Ground 2: Obviousness over Ross and Calder - Claims 10-12, 15, 17, 19-24, 35, 36, 38, 39, 41, 42, 44, and 45 are obvious over Ross in view of Calder.

• Prior Art Relied Upon: Ross (Application # 2007/0113282) and Calder (Application # 2002/0066022).
• Core Argument for this Ground:
  • Prior Art Mapping: Petitioner contended that Ross disclosed a system highly analogous to the ’289 patent. Ross taught a gateway-based "hook script generator" that modifies HTTP content by replacing original functions with substitute "hook functions." These hook functions send inputs (e.g., method names, parameters) to a remote "decision and/or vulnerability service" (a security computer) for assessment before allowing execution. Ross was argued to teach most claim limitations, but was supplemented by Calder's disclosure of handling recursively or nested malicious code. Specifically, Calder taught how to address dynamically generated code that appears after an initial scan, such as by intercepting calls that make a memory page executable or load a new DLL, and then re-scanning that new code for threats. This directly mapped to claim limitations requiring modification of an input that itself includes a call to a second original function.
  • Motivation to Combine: A POSITA would have been motivated to incorporate Calder's techniques for re-scanning dynamically generated code into Ross's system to enhance its security. This would prevent malicious code from bypassing Ross's initial security scan by later incorporating new, un-scanned code from sources like modified memory pages or external files. Combining the references would close a known security loophole, making Ross's system more robust.
  • Expectation of Success: The combination was presented as the straightforward application of Calder's established technique for handling nested or dynamically loaded code to improve Ross's security framework. A POSITA would have had a reasonable expectation of success in applying this secondary scanning logic to Ross's remote security service architecture to create a more comprehensive threat-detection system.

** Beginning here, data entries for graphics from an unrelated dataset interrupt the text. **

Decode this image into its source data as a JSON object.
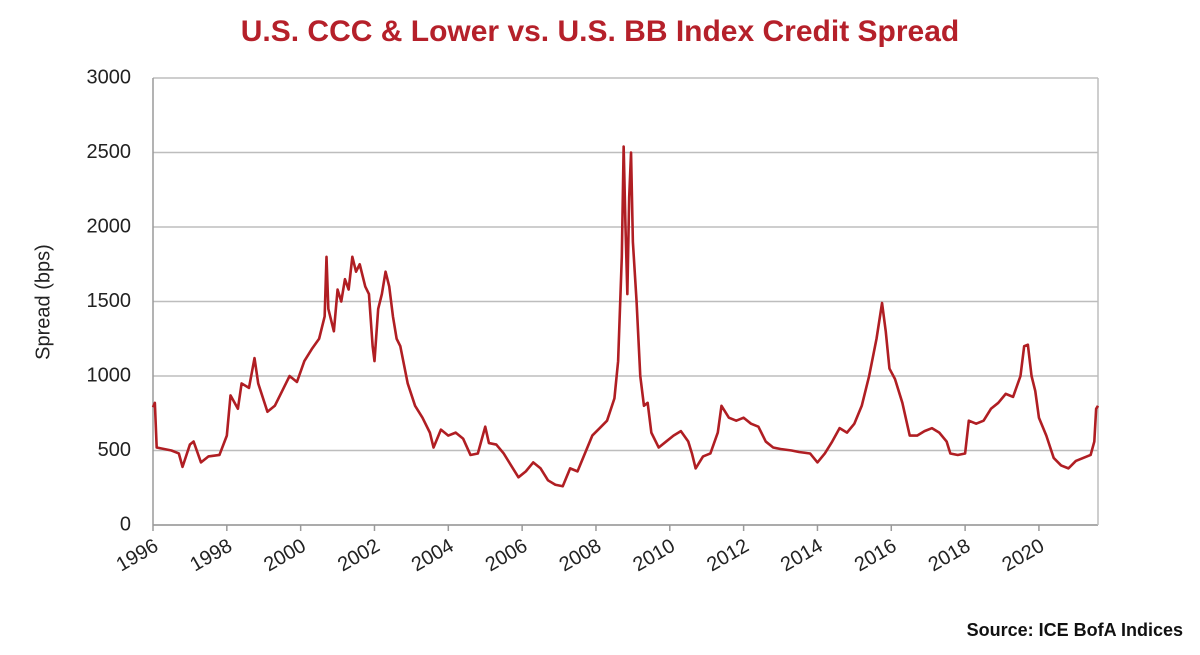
{
  "chart_data": {
    "type": "line",
    "title": "U.S. CCC & Lower vs. U.S. BB Index Credit Spread",
    "y_label": "Spread (bps)",
    "source": "Source: ICE BofA Indices",
    "x": [
      1996.0,
      1996.05,
      1996.1,
      1996.3,
      1996.5,
      1996.7,
      1996.8,
      1997.0,
      1997.1,
      1997.3,
      1997.5,
      1997.8,
      1998.0,
      1998.1,
      1998.3,
      1998.4,
      1998.6,
      1998.75,
      1998.85,
      1999.1,
      1999.3,
      1999.5,
      1999.7,
      1999.9,
      2000.1,
      2000.3,
      2000.5,
      2000.65,
      2000.7,
      2000.75,
      2000.9,
      2001.0,
      2001.1,
      2001.2,
      2001.3,
      2001.4,
      2001.5,
      2001.6,
      2001.75,
      2001.85,
      2001.95,
      2002.0,
      2002.1,
      2002.2,
      2002.3,
      2002.4,
      2002.5,
      2002.6,
      2002.7,
      2002.9,
      2003.1,
      2003.3,
      2003.5,
      2003.6,
      2003.8,
      2004.0,
      2004.2,
      2004.4,
      2004.6,
      2004.8,
      2005.0,
      2005.1,
      2005.3,
      2005.5,
      2005.7,
      2005.9,
      2006.1,
      2006.3,
      2006.5,
      2006.7,
      2006.9,
      2007.1,
      2007.3,
      2007.5,
      2007.7,
      2007.9,
      2008.1,
      2008.3,
      2008.5,
      2008.6,
      2008.7,
      2008.75,
      2008.8,
      2008.85,
      2008.9,
      2008.95,
      2009.0,
      2009.1,
      2009.2,
      2009.3,
      2009.4,
      2009.5,
      2009.7,
      2009.9,
      2010.1,
      2010.3,
      2010.5,
      2010.6,
      2010.7,
      2010.9,
      2011.1,
      2011.3,
      2011.4,
      2011.6,
      2011.8,
      2012.0,
      2012.2,
      2012.4,
      2012.6,
      2012.8,
      2013.0,
      2013.3,
      2013.5,
      2013.8,
      2014.0,
      2014.2,
      2014.4,
      2014.6,
      2014.8,
      2015.0,
      2015.2,
      2015.4,
      2015.6,
      2015.75,
      2015.85,
      2015.95,
      2016.1,
      2016.3,
      2016.5,
      2016.7,
      2016.9,
      2017.1,
      2017.3,
      2017.5,
      2017.6,
      2017.8,
      2018.0,
      2018.1,
      2018.3,
      2018.5,
      2018.7,
      2018.9,
      2019.1,
      2019.3,
      2019.5,
      2019.6,
      2019.7,
      2019.8,
      2019.9,
      2020.0,
      2020.2,
      2020.4,
      2020.6,
      2020.8,
      2021.0,
      2021.2,
      2021.4,
      2021.5,
      2021.55,
      2021.6
    ],
    "series": [
      {
        "name": "CCC & Lower vs. BB spread",
        "color": "#b01e23",
        "values": [
          790,
          820,
          520,
          510,
          500,
          480,
          390,
          540,
          560,
          420,
          460,
          470,
          600,
          870,
          780,
          950,
          920,
          1120,
          950,
          760,
          800,
          900,
          1000,
          960,
          1100,
          1180,
          1250,
          1400,
          1800,
          1450,
          1300,
          1580,
          1500,
          1650,
          1580,
          1800,
          1700,
          1750,
          1600,
          1550,
          1200,
          1100,
          1450,
          1550,
          1700,
          1600,
          1400,
          1250,
          1200,
          950,
          800,
          720,
          620,
          520,
          640,
          600,
          620,
          580,
          470,
          480,
          660,
          550,
          540,
          480,
          400,
          320,
          360,
          420,
          380,
          300,
          270,
          260,
          380,
          360,
          480,
          600,
          650,
          700,
          850,
          1100,
          1800,
          2540,
          2000,
          1550,
          2200,
          2500,
          1900,
          1500,
          1000,
          800,
          820,
          620,
          520,
          560,
          600,
          630,
          560,
          480,
          380,
          460,
          480,
          620,
          800,
          720,
          700,
          720,
          680,
          660,
          560,
          520,
          510,
          500,
          490,
          480,
          420,
          480,
          560,
          650,
          620,
          680,
          800,
          1000,
          1250,
          1490,
          1300,
          1050,
          980,
          820,
          600,
          600,
          630,
          650,
          620,
          560,
          480,
          470,
          480,
          700,
          680,
          700,
          780,
          820,
          880,
          860,
          1000,
          1200,
          1210,
          1000,
          900,
          720,
          600,
          450,
          400,
          380,
          430,
          450,
          470,
          560,
          780,
          800
        ]
      }
    ],
    "xlim": [
      1996,
      2021.6
    ],
    "xticks": [
      1996,
      1998,
      2000,
      2002,
      2004,
      2006,
      2008,
      2010,
      2012,
      2014,
      2016,
      2018,
      2020
    ],
    "ylim": [
      0,
      3000
    ],
    "yticks": [
      0,
      500,
      1000,
      1500,
      2000,
      2500,
      3000
    ],
    "grid": true
  }
}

4. Key Claim Construction Positions

• Petitioner argued that based on the claim language and the specification of the ’289 patent, the term "dynamically generate[d]" should be construed to mean "generate[d] at run-time." This construction was asserted to be critical because the prior art, particularly Calder, explicitly taught techniques for handling and scanning code that is created or modified during run-time execution, allowing the prior art's teachings to map directly onto this key claim limitation.

5. Relief Requested

• Petitioner requested the institution of an inter partes review and the cancellation of claims 10-12, 15, 17, 19-24, 35, 36, 38, 39, 41, 42, 44, and 45 of Patent 7,757,289 as unpatentable.